Flavio Motta em 1967 lança o texto "Desenho e Emancipação" que em conjunto com Villanova Artigas veio a dar linhas gerais do que seria o curso de arquitetura e o seu papel social, substituindo a figura do arquiteto decorador pelo tecnológico, sendo o habitar uma necessidade humana.
Lúcio Costa, Niemeyer, Affonso Reidy e os Modernistas do Rio e Artigas e os arquitetos da chamada Escola Paulista, influenciaram várias gerações,que posteriormente teve em Sérgio Ferro, Flávio Império e Rodrigo Lefévre seus continuadores no pensar arquitetura na ótica marxista e que viria formar a minha.
Meu pai era amigo de Artigas, Motta e todo uma geração de artistas e arquitetos que conviveram entre 1971 e 1978 fazendo trabalhos para Secretaria de Planejamento do Município de São Paulo ou na EMPLASA e mesmo na iniciativa privada, na Hidroservice e na Hidrobrasileira ,que empregaram muitos perseguidos políticos durante a ditadura civil-militar, dentre eles o Flávio Império que já tinha sido estagiário de Joaquim Guedes em 1959.
Engenheiro especialista em planejamento , o velho Victor Chinaglia foi decisivo para minha escolha em ser arquiteto ainda aos 8 anos.
Na FAU-PUCCAMP entre 1985 e 1989, ano da Nova República e da legalidade do PCB, foi o aprendizado deixado pelo Rodrigo Lefévre e seus colegas , meus professores.
Como Diretor de Urbanismo ou Secretário de Planejamento aprendi muito com Niemeyer, Fábio Penteado e principalmente Joaquim Gudes que moldou definitivamente minha visão do papel social do arquiteto e a arte de projetar.

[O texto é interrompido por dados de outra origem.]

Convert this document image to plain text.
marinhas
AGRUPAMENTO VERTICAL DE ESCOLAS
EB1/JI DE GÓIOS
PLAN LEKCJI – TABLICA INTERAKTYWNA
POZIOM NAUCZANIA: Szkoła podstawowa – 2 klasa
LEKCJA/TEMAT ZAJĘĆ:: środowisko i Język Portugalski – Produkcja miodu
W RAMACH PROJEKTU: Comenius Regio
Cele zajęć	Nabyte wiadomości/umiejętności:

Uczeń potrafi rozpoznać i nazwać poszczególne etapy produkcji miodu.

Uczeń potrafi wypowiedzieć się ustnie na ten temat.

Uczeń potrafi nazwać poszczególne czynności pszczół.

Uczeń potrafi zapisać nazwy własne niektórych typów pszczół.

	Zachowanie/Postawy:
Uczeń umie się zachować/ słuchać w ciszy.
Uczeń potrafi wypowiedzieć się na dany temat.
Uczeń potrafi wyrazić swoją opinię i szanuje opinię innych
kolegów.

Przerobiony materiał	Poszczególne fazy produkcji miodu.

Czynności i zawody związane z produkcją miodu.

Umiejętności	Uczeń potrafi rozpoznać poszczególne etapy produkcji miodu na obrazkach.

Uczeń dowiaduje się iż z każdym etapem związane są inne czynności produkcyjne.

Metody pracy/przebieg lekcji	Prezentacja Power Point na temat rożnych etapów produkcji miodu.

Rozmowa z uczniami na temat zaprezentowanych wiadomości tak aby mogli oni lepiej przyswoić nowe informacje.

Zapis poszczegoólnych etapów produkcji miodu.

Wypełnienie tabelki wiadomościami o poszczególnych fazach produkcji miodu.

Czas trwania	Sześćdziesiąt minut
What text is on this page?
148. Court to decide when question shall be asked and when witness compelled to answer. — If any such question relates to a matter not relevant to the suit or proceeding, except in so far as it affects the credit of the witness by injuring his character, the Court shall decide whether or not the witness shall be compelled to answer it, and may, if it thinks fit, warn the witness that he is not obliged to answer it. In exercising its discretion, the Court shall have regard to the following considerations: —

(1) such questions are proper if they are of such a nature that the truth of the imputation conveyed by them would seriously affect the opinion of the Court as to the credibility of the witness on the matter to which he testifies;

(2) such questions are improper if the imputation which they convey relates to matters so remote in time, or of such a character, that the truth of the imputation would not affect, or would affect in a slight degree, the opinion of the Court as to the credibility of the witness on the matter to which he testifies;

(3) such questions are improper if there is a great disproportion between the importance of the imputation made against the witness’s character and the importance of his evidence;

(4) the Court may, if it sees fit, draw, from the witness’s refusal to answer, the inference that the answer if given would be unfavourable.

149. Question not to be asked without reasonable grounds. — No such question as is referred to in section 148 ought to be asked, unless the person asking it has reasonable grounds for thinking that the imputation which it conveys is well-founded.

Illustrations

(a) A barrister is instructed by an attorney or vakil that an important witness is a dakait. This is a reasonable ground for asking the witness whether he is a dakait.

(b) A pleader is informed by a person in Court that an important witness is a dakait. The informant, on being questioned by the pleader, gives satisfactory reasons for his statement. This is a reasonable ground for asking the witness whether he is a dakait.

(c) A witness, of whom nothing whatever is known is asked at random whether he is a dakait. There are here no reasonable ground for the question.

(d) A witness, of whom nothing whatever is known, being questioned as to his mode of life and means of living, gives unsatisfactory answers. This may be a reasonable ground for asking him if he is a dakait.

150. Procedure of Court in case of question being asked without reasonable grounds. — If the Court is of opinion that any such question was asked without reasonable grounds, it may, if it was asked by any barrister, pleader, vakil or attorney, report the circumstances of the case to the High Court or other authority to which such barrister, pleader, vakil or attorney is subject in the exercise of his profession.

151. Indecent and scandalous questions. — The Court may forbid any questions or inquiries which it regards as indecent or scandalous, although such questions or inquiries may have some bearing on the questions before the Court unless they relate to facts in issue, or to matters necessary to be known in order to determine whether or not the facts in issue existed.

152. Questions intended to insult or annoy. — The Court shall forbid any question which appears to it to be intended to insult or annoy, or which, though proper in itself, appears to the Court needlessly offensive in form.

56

Hoje , tenho em Mário Yoshinaga um colega de estudo e parceiro de idéias e ao lado do Arquiteto Marco António Alves Jorge, o Kim, a oportunidade através das cooperativas Cooperteto de Habitação e na Braço Forte de Arquitetura e Construção de atuar e ser parte do canteiro de obra.
A participação do povo no poder decisório do projeto e da obra, em conjunto com toda a cadeia produtiva da indústria da construção civil sem o intermediário, me faz ter certeza do papel do arquiteto na busca política de uma sociedade moderna, participativa e democrática, que ainda teremos.
O quadro dedicado a mim quando eu tinha 5 anos foi feito por Marcelo Nitsche e retrata a esposa de Flávio Motta.
O quadro dedicado a mim quando eu tinha 5 anos foi feito por Marcelo Nitsche e retrata a esposa de Flávio Motta.

É Vitinho, algumas pessoas já estão predestinadas, nascem filhos de "mestres" e descobrem suas aptidões desde cedo. Parabéns, querido por seu talento, vocação, dedicação e também pela genética, pq não. Bju.